Durante el año 1806, el señor Frochot con miras a la promoción de su cementerio había adquirió el cuerpo de Luisa de Lorraine – la reina de Enrique III, el último de los Valois. Como Luisa no parecía ser suficiente atracción para la ascendente burguesía parisina, decidió intercambiar a la reina[2] por los huesos de Eloísa y Abelardo. Construyó una romántica escena, ambos cuerpos yacentes, uno al lado del otro, tímidamente tomados de la mano -para evitar malos entendidos- y un baldaquino gótico construido con las piedras del destruido Paracleto. Así pueden verse en el cementerio a los atribulados amantes medievales
Por esos días Frochot se enteró de que monsieur Lenoir también era el feliz propietario de los restos de Molière y La Fontaine (o los que creían que eran de ellos). ¿Cómo habían ido a parar a sus manos?

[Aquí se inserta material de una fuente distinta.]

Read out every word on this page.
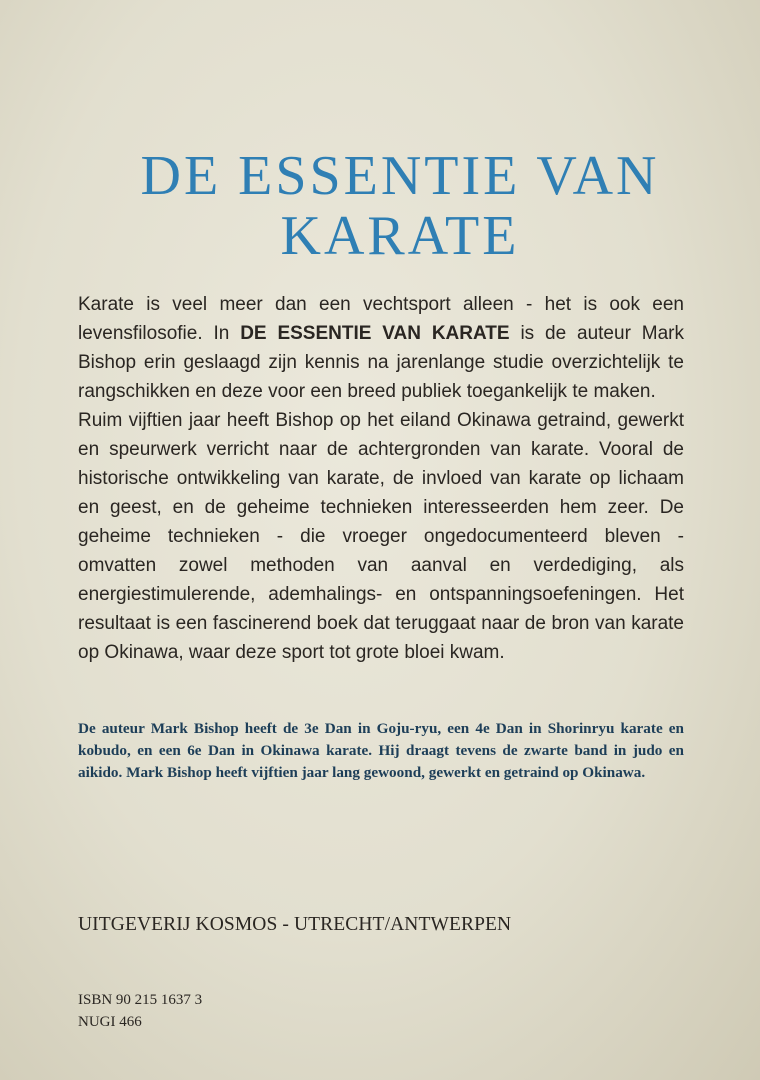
DE ESSENTIE VAN
KARATE

Karate is veel meer dan een vechtsport alleen - het is ook een levensfilosofie. In DE ESSENTIE VAN KARATE is de auteur Mark Bishop erin geslaagd zijn kennis na jarenlange studie overzichtelijk te rangschikken en deze voor een breed publiek toegankelijk te maken.

Ruim vijftien jaar heeft Bishop op het eiland Okinawa getraind, gewerkt en speurwerk verricht naar de achtergronden van karate. Vooral de historische ontwikkeling van karate, de invloed van karate op lichaam en geest, en de geheime technieken interesseerden hem zeer. De geheime technieken - die vroeger ongedocumenteerd bleven - omvatten zowel methoden van aanval en verdediging, als energiestimulerende, ademhalings- en ontspanningsoefeningen. Het resultaat is een fascinerend boek dat teruggaat naar de bron van karate op Okinawa, waar deze sport tot grote bloei kwam.

De auteur Mark Bishop heeft de 3e Dan in Goju-ryu, een 4e Dan in Shorinryu karate en kobudo, en een 6e Dan in Okinawa karate. Hij draagt tevens de zwarte band in judo en aikido. Mark Bishop heeft vijftien jaar lang gewoond, gewerkt en getraind op Okinawa.
UITGEVERIJ KOSMOS - UTRECHT/ANTWERPEN
ISBN 90 215 1637 3
NUGI 466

Jean Baptiste Poquelín, más conocido bajo el pseudónimo de Molière, murió en escena durante su más célebre interpretación de El Enfermo imaginario. Al parecer el enfermo no era tan imaginario ya que los pulmones de Molière se llenaron de sangre y falleció sobre el escenario por la tuberculosis que minaba su salud desde hacia tiempo. De más esta decir que el público aplaudió su vibrante actuación, aunque no faltó quien comentara que le pareció algo exagerada.
La iglesia prohibía terminantemente la sepultura de actores en campo santo, al igual que herejes, brujos, suicidas, usureros e infieles. Aunque en sus últimos momentos, Molière pidió por un sacerdote, éste no llegó a tiempo. La comedia ya había terminado. Su viuda reclamó ante el vicario de San Eustaquio, pero éste la remitió al obispo de París. El obispo, impasible, le recordó las normas vigentes. Entonces la viuda se dirigió al Rey Luis XIV. El monarca, más condescendiente que los religiosos, recomendó al prelado evitar todo escándalo. Lo único que le faltaba al Rey era tener más problemas por un actor muerto. Entonces el vicario de San Eustaquio aceptó inhumar a Molière a condición de enterrarlo al atardecer sin servicio, ni ceremonia. Así, el 21 de Febrero de 1673 -cinco días después de muerto- Molière fue sepultado en el cementerio de San José de la parroquia de San Eustaquio. A pesar de las condiciones impuestas, una multitud se juntó para despedir al dramaturgo. Aunque el rey había otorgado el permiso para el entierro, el obispo de Paris no estaba dispuesto a permitir que un comediante rompiese sus reglas. Se comenta que poco después ordenó desenterrar a Molière de su cristiano reposo para depositarlo junto a los suicidas, nonatos y gentes que no abrazaron la verdadera fe. Probablemente su cuerpo fue movido de un lugar a otro dentro del cementerio, siguiendo los humores de los burócratas y de los prelados de turno, sin que a ciencia cierta, nadie pudiese afirmar dónde estaba lo que alguna vez había sido Molière.
Cuando los tiempos revolucionarios rehabilitaron la figura del escritor, se pidió exhumar los cadáveres para su pública veneración. Ahora, ¿cuáles de todos esos huesos eran de Molière? La muerte es un proceso igualitario: todos los esqueletos se parecen. Se desenterró un cadáver de la fosa común donde iban a parar los no bautizados y listo.
Ya que estaban, se llevaron del cementerio de San José otro cadáver, de ahora llamado Jean de La Fontaine, aunque este escritor había sido enterrado en el cementerio de los Inocentes. Sin embargo, el traslado no fue inmediato, por años permanecieron en la cripta de la iglesia y después por dieciocho años más en la Ecole des Beaux Arts, bajo la vigilancia de Lenoir. Finalmente Frochot, en sus intercambios de huesos célebres, logró trasladar a Pere Lachaise los restos de los titulados Molière y La Fontaine[3].
En vida, La Fontaine había expresado su deseo de ser enterrado junto a su admirado Molière, cosa que se hizo con doscientos años de diferencia y con dos cadáveres que nadie puede identificar a ciencia cierta. Esta confusión seguramente hubiera inspirado en La Fontaine una fábula moralizante sobre las vanidades e idioteces de sus congéneres.
Ahora solo resta tomar esta historia con filosófico sentido del humor, ya que nadie está muy interesado en saber a quiénes realmente pertenecieron estos huesos. Basta creer que son Molière y La Fontaine los que esperan en Père-Lachaise la llegada del Juicio Final (aunque tampoco podemos asegurar cuándo y cómo será la nueva venida del Señor, ni qué será de las almas de Molière y La Fontaine cuando encuentren en sus tumbas históricas los cuerpos que no les pertenecen).
[1] George Sand, la trasvestida escritora, también atesoró un hueso de la desgraciada heroína.
[2] La reina, como tal, dio con sus huesos en Saint Denis.
[3] Curiosamente en el Museo de Carnavales existe una vértebra, supuestamente de La Fontaine, con la que se ha hecho un anillo.